Robert Rule read his victim impact statement after a steady stream of angry and often violently spitting family members wished him a painful death and place in hell. It was short. His voice was steady if not a little hesitant, but there was no doubt he knew what he was going to say and he knew perhaps, it would change everything. He said:
“Mr. Ridgeway, there are people in this room who hate you. I’m not one of them. You have made if difficult to live up to what I believe and that is what God says to do and that’s to forgive. You are forgiven Sir,”
Read that again. You are forgiven Sir. The simplest words. The most incredible possibility realized. It made everything in my life seem so small. So petty. I have written about forgiveness before. My “demi-forgiveness” as I call it. The half ass way to say that I’m probably capable of being a decent person but it’s not my fault if I don’t succeed because somebody hurt me. The realization that someone could forgive the person who murdered his daughter and I was still holding a grudge against my ex husband whose sins were negligible…seemed unbelievable. I say it all the time – perspective is everything but I had never, ever, ever considered this perspective. I have never had to, save for a wayward game of “Would you Rather?”. I am struck by how difficult it is for me to watch that video without feeling overwhelmed by the act of his forgiveness – knowing nothing of him or his daughter or their lives. I felt relief too. I felt the weight slide off even my shoulders, the weight of the anger and pain and regret that he would carry otherwise. I felt an undefinable sense of grace unfolding, that thing that we all wish for and leave to beauty contestants to speak out loud – peace. Real, actual, unfettered peace. How do you, without years of practice and chanting and hiding far, far away from the world – how do offer forgiveness without retribution? Because we do that all the time, hold forgiveness at a cost, reap rewards for our platitudes. It is very rare to see forgiveness in its stripped down, bare existence where is does nothing for you but actually free you. But there it is…in a YouTube video from a court date in 2003. Just staring me in the face asking me who the hell did I think I was, losing sleep over the most benign of offences.

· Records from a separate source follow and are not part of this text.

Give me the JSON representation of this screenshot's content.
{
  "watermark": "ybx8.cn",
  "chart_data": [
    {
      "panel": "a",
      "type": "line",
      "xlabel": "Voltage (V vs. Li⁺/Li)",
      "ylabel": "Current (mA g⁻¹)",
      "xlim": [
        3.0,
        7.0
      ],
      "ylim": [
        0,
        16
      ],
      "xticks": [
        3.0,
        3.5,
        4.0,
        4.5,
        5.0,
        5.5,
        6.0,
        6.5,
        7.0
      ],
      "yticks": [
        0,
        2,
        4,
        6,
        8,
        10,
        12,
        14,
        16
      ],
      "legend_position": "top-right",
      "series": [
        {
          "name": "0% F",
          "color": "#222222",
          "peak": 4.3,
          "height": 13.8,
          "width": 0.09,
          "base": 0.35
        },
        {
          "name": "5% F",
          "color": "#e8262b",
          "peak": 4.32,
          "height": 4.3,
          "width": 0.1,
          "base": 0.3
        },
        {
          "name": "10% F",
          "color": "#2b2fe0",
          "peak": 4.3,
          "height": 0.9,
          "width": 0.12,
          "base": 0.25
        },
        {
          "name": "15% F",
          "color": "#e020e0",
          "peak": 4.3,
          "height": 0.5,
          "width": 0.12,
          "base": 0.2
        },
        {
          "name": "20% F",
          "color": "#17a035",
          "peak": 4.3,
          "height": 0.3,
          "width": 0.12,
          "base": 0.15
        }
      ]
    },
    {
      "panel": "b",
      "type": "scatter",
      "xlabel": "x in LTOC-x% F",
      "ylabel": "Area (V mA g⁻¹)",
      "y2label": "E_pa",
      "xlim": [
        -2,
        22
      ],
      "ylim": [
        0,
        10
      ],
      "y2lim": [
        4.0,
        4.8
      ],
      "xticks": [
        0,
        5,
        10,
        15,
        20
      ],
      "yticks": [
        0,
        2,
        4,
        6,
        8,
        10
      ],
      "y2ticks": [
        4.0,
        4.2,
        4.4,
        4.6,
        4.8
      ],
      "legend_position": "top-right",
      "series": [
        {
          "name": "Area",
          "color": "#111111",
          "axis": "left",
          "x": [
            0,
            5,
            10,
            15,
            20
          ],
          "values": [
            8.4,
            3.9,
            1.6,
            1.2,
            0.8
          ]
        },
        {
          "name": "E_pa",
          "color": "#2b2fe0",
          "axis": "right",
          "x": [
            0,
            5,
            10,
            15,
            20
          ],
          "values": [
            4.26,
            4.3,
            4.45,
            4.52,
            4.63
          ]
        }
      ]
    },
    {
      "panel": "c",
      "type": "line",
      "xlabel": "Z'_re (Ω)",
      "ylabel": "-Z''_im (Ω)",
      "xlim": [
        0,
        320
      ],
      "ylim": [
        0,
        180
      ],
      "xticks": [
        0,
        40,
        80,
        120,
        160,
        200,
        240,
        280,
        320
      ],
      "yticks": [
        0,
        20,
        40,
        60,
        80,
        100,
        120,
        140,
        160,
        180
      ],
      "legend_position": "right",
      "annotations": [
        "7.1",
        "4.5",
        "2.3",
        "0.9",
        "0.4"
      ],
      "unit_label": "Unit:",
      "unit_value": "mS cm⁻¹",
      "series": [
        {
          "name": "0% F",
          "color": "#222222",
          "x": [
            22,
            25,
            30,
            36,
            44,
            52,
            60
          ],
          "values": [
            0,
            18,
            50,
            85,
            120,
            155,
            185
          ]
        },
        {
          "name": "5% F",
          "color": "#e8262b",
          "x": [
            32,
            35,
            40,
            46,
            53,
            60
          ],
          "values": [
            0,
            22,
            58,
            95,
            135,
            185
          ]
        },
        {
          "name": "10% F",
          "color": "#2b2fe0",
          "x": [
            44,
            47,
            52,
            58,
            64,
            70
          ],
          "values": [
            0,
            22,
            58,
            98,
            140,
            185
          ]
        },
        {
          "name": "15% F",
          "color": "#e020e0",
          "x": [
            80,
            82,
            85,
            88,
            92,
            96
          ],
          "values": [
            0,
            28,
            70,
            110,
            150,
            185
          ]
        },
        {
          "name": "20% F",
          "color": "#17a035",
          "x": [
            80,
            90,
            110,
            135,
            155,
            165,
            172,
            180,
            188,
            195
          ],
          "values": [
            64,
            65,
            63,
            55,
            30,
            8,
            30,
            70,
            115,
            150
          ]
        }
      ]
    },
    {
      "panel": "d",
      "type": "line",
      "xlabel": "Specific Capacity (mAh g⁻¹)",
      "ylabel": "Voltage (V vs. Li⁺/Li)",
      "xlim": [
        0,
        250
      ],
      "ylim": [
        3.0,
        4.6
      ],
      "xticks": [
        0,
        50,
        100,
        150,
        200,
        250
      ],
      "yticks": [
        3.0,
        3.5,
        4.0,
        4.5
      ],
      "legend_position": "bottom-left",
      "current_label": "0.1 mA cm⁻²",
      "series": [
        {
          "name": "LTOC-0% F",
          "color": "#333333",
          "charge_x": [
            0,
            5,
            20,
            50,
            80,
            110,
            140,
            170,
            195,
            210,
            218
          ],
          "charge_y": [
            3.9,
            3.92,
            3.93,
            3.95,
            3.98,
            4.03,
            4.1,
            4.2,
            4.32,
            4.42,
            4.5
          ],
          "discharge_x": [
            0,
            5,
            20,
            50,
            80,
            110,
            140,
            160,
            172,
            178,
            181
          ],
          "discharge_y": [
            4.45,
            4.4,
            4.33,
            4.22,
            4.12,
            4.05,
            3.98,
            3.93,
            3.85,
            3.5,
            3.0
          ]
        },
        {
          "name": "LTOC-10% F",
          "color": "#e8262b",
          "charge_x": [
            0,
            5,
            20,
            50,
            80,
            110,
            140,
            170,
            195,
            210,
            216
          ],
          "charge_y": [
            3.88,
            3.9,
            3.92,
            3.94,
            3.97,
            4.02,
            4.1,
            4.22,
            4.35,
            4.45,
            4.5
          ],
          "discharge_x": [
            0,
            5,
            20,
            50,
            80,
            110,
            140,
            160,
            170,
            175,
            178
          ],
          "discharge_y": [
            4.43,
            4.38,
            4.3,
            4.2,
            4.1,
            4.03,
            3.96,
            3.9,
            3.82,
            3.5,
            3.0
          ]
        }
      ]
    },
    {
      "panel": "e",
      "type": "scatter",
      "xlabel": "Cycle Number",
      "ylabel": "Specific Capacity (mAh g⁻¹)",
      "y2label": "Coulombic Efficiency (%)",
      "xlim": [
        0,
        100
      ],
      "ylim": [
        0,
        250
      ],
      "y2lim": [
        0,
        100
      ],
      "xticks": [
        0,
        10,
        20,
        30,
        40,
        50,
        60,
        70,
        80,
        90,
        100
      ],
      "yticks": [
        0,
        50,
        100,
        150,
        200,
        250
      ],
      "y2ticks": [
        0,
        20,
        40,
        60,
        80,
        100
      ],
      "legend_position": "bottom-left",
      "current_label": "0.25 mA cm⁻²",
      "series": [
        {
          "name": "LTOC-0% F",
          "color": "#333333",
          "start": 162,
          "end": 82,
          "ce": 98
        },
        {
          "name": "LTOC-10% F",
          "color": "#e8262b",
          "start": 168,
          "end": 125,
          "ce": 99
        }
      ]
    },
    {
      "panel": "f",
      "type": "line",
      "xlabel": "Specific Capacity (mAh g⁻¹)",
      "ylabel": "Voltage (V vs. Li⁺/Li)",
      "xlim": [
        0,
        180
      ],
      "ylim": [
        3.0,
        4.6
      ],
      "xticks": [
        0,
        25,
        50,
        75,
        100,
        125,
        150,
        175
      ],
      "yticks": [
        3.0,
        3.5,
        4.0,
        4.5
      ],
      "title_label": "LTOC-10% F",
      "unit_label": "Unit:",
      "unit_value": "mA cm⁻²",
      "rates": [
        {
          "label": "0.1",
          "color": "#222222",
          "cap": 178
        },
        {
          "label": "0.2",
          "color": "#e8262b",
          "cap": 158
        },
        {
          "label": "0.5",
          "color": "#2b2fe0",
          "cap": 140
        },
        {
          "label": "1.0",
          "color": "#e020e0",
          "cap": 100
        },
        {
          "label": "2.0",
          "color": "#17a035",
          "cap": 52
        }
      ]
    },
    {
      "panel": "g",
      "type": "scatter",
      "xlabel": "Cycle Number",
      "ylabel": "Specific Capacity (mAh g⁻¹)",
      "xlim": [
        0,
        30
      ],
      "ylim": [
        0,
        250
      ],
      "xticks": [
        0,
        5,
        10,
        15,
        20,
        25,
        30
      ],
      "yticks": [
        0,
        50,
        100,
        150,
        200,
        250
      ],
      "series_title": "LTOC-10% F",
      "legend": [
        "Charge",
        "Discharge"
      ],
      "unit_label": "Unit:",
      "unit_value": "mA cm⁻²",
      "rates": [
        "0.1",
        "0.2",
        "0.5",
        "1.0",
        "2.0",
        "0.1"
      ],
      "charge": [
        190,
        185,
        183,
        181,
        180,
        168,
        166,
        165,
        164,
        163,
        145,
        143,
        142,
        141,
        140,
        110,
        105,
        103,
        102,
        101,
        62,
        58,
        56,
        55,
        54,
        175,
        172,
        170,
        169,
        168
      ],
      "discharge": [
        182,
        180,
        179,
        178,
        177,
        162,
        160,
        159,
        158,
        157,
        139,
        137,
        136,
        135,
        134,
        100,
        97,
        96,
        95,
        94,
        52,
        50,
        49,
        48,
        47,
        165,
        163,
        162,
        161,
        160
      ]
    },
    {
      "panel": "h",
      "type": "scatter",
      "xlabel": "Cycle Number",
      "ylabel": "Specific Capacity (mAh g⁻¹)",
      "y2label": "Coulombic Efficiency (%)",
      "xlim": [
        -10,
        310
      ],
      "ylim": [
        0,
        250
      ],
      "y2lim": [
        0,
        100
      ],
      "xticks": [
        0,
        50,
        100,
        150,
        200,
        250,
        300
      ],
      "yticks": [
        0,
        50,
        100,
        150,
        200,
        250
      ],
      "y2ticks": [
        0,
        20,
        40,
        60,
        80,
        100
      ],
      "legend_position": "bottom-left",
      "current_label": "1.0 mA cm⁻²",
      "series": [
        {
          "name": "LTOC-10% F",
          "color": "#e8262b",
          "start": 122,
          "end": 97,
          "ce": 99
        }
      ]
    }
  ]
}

I want to tell you that I had an instant chain reaction of forgiveness. A stirring akin to Scrooge’s unlikely outpouring of Christmas spirit. But I didn’t. What I felt was shame. And Compunction. Possibly the exact opposite of forgiveness. What I felt was an instant replay of all the thing that I needed forgiveness for. The stupid and reactionary and selfish things I had done over the years. I started to second guess what and who I was forgiving. How do you compare your silly trifles with that? Who among us can offer such a gift so as to absolve even our own selves? I count my tributes to the Mother Teresa and Nelson Mandelas of the world. And yet, there is no monument, no following of Robert Rule. How troubling where we set our attentions to, that we have no mass affinity for a man that did what most of us will probably never have to do and could likely never abide by.
I’m humble as hell today. So much so that I decided to dedicate this year to forgiveness. Forgiveness to those who have wronged me. Forgiveness to myself. Forgiveness for all the times I will forget about this video and how it makes me feel right now. I’m leaving it here for all of us to come back to.